Brooklyn sure isn't what it used to be. The New York City borough has famously become gentrified through the years, ushering in new kinds of development and residents.

We've seen what that looks like in real life, but what does it look like on screen? Many movies and TV shows have taken place in Brooklyn over the decades, from The Honeymooners to Saturday Night Fever to most recently Girls. They have all brought their own perspective on the people, places and attitudes of the borough.

Now we can see this evolution play out on screen. Joel Fernando, a New York-based underground filmmaker and experimental audio/visual communicator, has created a four-minute film for Slate about the changing face of Brooklyn on camera, aptly titled Brooklyn: Through the Lens.

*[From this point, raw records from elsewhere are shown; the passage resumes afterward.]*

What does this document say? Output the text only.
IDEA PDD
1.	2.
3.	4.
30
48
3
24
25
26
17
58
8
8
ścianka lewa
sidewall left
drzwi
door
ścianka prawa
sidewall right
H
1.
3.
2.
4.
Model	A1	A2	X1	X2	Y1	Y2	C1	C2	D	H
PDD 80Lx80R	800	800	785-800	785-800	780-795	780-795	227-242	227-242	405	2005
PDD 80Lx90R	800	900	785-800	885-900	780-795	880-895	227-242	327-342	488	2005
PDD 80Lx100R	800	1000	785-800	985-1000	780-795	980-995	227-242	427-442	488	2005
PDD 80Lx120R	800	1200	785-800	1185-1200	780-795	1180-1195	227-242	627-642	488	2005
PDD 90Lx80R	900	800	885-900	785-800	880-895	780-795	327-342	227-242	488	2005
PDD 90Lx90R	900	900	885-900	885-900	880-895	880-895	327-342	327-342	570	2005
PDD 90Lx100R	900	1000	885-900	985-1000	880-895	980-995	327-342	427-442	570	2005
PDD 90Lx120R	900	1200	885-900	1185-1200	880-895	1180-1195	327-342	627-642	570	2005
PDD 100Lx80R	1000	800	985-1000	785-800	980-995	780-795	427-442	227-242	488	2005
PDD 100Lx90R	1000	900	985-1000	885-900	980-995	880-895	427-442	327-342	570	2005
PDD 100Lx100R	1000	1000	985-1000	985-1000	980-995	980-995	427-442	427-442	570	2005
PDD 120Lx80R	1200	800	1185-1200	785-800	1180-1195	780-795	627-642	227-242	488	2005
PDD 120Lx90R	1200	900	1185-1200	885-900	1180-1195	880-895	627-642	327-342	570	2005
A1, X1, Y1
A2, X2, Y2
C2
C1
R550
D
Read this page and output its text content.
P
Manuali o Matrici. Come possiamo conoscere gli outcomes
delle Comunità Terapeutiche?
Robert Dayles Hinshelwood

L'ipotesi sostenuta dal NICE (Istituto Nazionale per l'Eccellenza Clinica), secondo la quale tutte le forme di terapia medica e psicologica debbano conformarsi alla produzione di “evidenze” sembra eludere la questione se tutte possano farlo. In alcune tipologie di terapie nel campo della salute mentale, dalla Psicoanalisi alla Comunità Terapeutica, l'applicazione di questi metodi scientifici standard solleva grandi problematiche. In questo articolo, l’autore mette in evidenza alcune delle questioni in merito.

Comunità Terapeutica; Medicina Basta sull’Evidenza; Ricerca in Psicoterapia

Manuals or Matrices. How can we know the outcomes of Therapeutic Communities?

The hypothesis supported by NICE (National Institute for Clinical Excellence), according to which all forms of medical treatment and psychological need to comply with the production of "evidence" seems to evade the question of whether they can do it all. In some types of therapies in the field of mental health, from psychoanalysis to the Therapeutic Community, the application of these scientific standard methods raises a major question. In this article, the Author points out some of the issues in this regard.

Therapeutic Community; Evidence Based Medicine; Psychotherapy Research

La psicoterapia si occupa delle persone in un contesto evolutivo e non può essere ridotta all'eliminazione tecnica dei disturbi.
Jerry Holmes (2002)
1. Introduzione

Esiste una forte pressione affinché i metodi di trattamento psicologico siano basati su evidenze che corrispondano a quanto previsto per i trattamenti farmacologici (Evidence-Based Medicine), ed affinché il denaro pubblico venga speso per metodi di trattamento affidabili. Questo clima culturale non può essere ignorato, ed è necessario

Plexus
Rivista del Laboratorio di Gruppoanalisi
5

The clip moves from the 1940s to the 2000s and gives us a glimpse of Brooklyn's various portrayals through the decades. The interesting thing about how Fernando grouped the clips, however, is that he arranged them by where the films take place rather than when they were made. That means Frank Sinatra's 1947 movie musical It Happened in Brooklyn is placed right alongside 2013's Jackie Robinson biopic 42. This creates a fascinating anachronistic clash between how filmmakers viewed Brooklyn then and what their presentist view of it is now.

As we move through time, you'll see Henry Hill grow up in the 1950s in Goodfellas, Gene Hackman's Jimmy Doyle fly through the 1970s Brooklyn streets in that classic car chase from The French Connection and Cliff Huxtable teach his children a heartwarming lesson on a 1980s-era episode of The Cosby Show. There's also plenty of Spike Lee joints in this compilation, since the director often sets his movies in the borough, such as 1989's Do the Right Thing.

But will you see any of Manhattan in this super-cut? Fuhgeddaboudit.